武官長であるルオンの甥で、クロウとリーの剣の兄弟子。

同年代では一二を争う剣の腕前だ。

子供の頃からの付き合いなので気安い間柄である彼は、賢く気遣いができるが敢えてしない所がある。クロウたちを弟扱いをし揶揄うことを趣味だと本人に向かって言うのだ。人柄が知れる。
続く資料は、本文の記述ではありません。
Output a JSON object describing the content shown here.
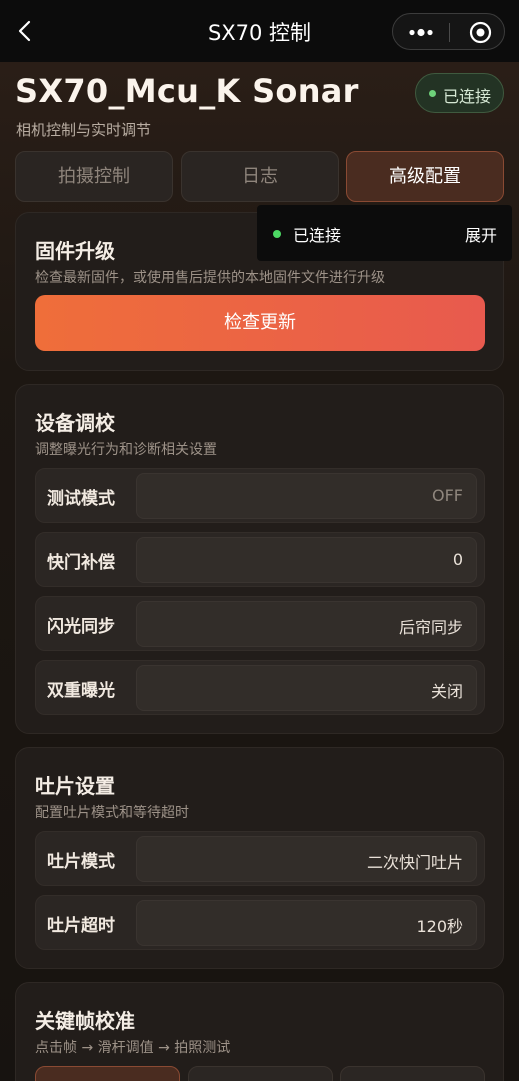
{
  "navbar": {
    "title": "SX70 控制",
    "back_icon": "chevron-left-icon",
    "more_icon": "more-dots-icon",
    "target_icon": "target-icon"
  },
  "header": {
    "title": "SX70_Mcu_K Sonar",
    "subtitle": "相机控制与实时调节",
    "status": "已连接",
    "status_color": "#6ed17a"
  },
  "tabs": [
    {
      "label": "拍摄控制",
      "active": false
    },
    {
      "label": "日志",
      "active": false
    },
    {
      "label": "高级配置",
      "active": true
    }
  ],
  "toast": {
    "text": "已连接",
    "action": "展开"
  },
  "firmware": {
    "title": "固件升级",
    "desc": "检查最新固件，或使用售后提供的本地固件文件进行升级",
    "button": "检查更新"
  },
  "calibration": {
    "title": "设备调校",
    "desc": "调整曝光行为和诊断相关设置",
    "rows": [
      {
        "label": "测试模式",
        "value": "OFF"
      },
      {
        "label": "快门补偿",
        "value": "0"
      },
      {
        "label": "闪光同步",
        "value": "后帘同步"
      },
      {
        "label": "双重曝光",
        "value": "关闭"
      }
    ]
  },
  "eject": {
    "title": "吐片设置",
    "desc": "配置吐片模式和等待超时",
    "rows": [
      {
        "label": "吐片模式",
        "value": "二次快门吐片"
      },
      {
        "label": "吐片超时",
        "value": "120秒"
      }
    ]
  },
  "keyframe": {
    "title": "关键帧校准",
    "desc": "点击帧 → 滑杆调值 → 拍照测试"
  },
  "colors": {
    "accent": "#ef6e3a",
    "background": "#181411"
  }
}
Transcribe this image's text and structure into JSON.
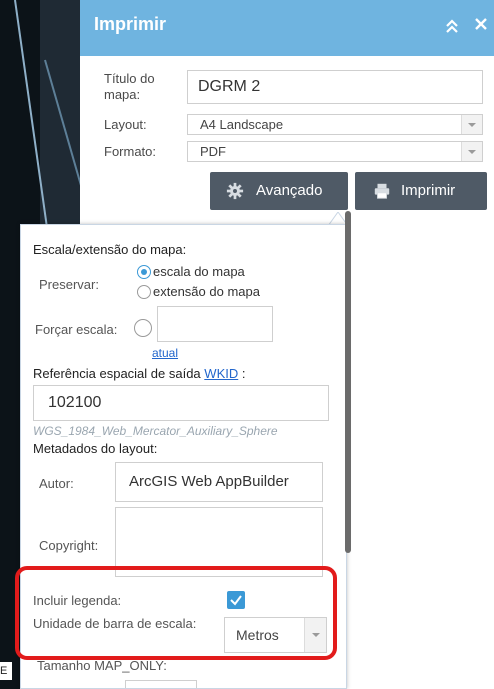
{
  "panel": {
    "title": "Imprimir"
  },
  "form": {
    "map_title_label": "Título do mapa:",
    "map_title_value": "DGRM 2",
    "layout_label": "Layout:",
    "layout_value": "A4 Landscape",
    "format_label": "Formato:",
    "format_value": "PDF"
  },
  "buttons": {
    "advanced": "Avançado",
    "print": "Imprimir"
  },
  "advanced": {
    "scale_section": "Escala/extensão do mapa:",
    "preserve_label": "Preservar:",
    "preserve_options": [
      "escala do mapa",
      "extensão do mapa"
    ],
    "preserve_selected": "escala do mapa",
    "force_scale_label": "Forçar escala:",
    "force_scale_value": "",
    "current_link": "atual",
    "sr_label": "Referência espacial de saída",
    "sr_link": "WKID",
    "sr_colon": ":",
    "wkid_value": "102100",
    "wkid_name": "WGS_1984_Web_Mercator_Auxiliary_Sphere",
    "metadata_section": "Metadados do layout:",
    "author_label": "Autor:",
    "author_value": "ArcGIS Web AppBuilder",
    "copyright_label": "Copyright:",
    "copyright_value": "",
    "include_legend_label": "Incluir legenda:",
    "include_legend_checked": true,
    "scalebar_unit_label": "Unidade de barra de escala:",
    "scalebar_unit_value": "Metros",
    "map_only_size_label": "Tamanho MAP_ONLY:"
  },
  "map": {
    "edge_text": "E"
  },
  "colors": {
    "header": "#6fb4e0",
    "button": "#4f5a66",
    "highlight": "#e21b1b",
    "checkbox": "#3b99d6"
  }
}
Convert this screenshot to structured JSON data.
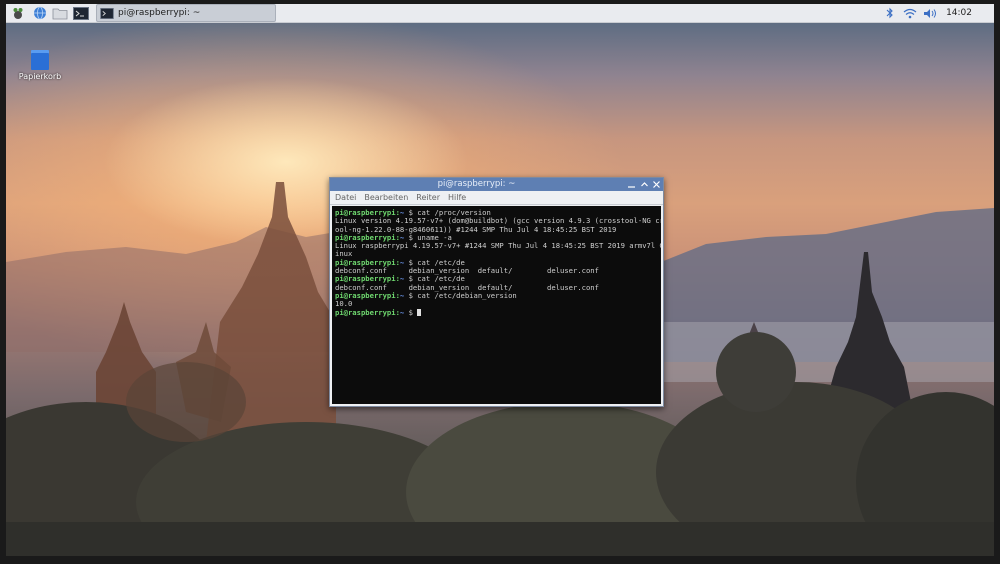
{
  "panel": {
    "task_label": "pi@raspberrypi: ~",
    "clock": "14:02"
  },
  "desktop": {
    "trash_label": "Papierkorb"
  },
  "terminal": {
    "title": "pi@raspberrypi: ~",
    "menu": [
      "Datei",
      "Bearbeiten",
      "Reiter",
      "Hilfe"
    ],
    "lines": [
      {
        "prompt": "pi@raspberrypi",
        "path": "~",
        "cmd": "cat /proc/version"
      },
      {
        "text": "Linux version 4.19.57-v7+ (dom@buildbot) (gcc version 4.9.3 (crosstool-NG crosst"
      },
      {
        "text": "ool-ng-1.22.0-88-g8460611)) #1244 SMP Thu Jul 4 18:45:25 BST 2019"
      },
      {
        "prompt": "pi@raspberrypi",
        "path": "~",
        "cmd": "uname -a"
      },
      {
        "text": "Linux raspberrypi 4.19.57-v7+ #1244 SMP Thu Jul 4 18:45:25 BST 2019 armv7l GNU/L"
      },
      {
        "text": "inux"
      },
      {
        "prompt": "pi@raspberrypi",
        "path": "~",
        "cmd": "cat /etc/de"
      },
      {
        "text": "debconf.conf     debian_version  default/        deluser.conf"
      },
      {
        "prompt": "pi@raspberrypi",
        "path": "~",
        "cmd": "cat /etc/de"
      },
      {
        "text": "debconf.conf     debian_version  default/        deluser.conf"
      },
      {
        "prompt": "pi@raspberrypi",
        "path": "~",
        "cmd": "cat /etc/debian_version"
      },
      {
        "text": "10.0"
      },
      {
        "prompt": "pi@raspberrypi",
        "path": "~",
        "cmd": "",
        "cursor": true
      }
    ]
  },
  "icons": {
    "menu": "raspberry-icon",
    "browser": "globe-icon",
    "files": "folder-icon",
    "terminal": "terminal-icon",
    "bluetooth": "bluetooth-icon",
    "wifi": "wifi-icon",
    "volume": "volume-icon"
  },
  "colors": {
    "panel": "#e9ebef",
    "titlebar": "#5e7fb3",
    "prompt": "#6fd86f",
    "path": "#6f9cf5"
  }
}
時と場合は選んでいるので、公の場では非常に有能な男である。

クロウの従者は数人いるが、警護を兼ねるとなるとリャンが就くことが多い。

その為、こういった掛け合いをよく展開し、大人たちに微笑ましいものとして見られていた。


「兄(けい)は、リーが生きていると思うか?」


二年間、クロウの前ではリーの話は誰もしなかった。

クロウにとってリーは逆鱗であると誰もが知っていたからだ。

半身をわけた片翼で、弱点だった。

また、クロウも捜索の報告以外リーの話はしなかった。

いつも近くにいた幼なじみがいないことを口にすれば寂しさが増す。

クロウが神官でなかったら、自ら探しに行きたいくらいだ。


「そりゃあ生きているでしょう」


あっさり肯定したリャンにクロウは面食らった。

クロウとてリーが死んだとは思っていないが、リャンは当たり前のように是と答えた。


「あのリーがクロウ様が知らない所で死ぬと思いますか? 俺は信じませんね。リーが死ぬとしたら、クロウ様を庇って目の前で死にますよ」

「それはそれで止めてほしい」

「そうですけど。やりそうじゃないですか」

「だったら、俺があいつを守るまでだ」

「…………」


リーが自らクロウの盾になろうとするのは容易に想像ができる。

邑にとってリーの命は道端の石ころのように軽い。

その事実をクロウは知っている。

クロウと比べて軽いのであって、蔑ろにしているものでもない。

けれど、クロウにとっては誰よりも重い命だ。

リーがそうあるなら、クロウだってリーを庇って盾になろうとする。


「……こりゃあ、リオン様に叱ってもらわないとだなぁ」


クロウのリー欠乏は重症で手遅れのようだった。

叔父を通して先代神官に話を付けてもらう他、治しようがない。

リャンはクロウに隠れてため息を吐いた。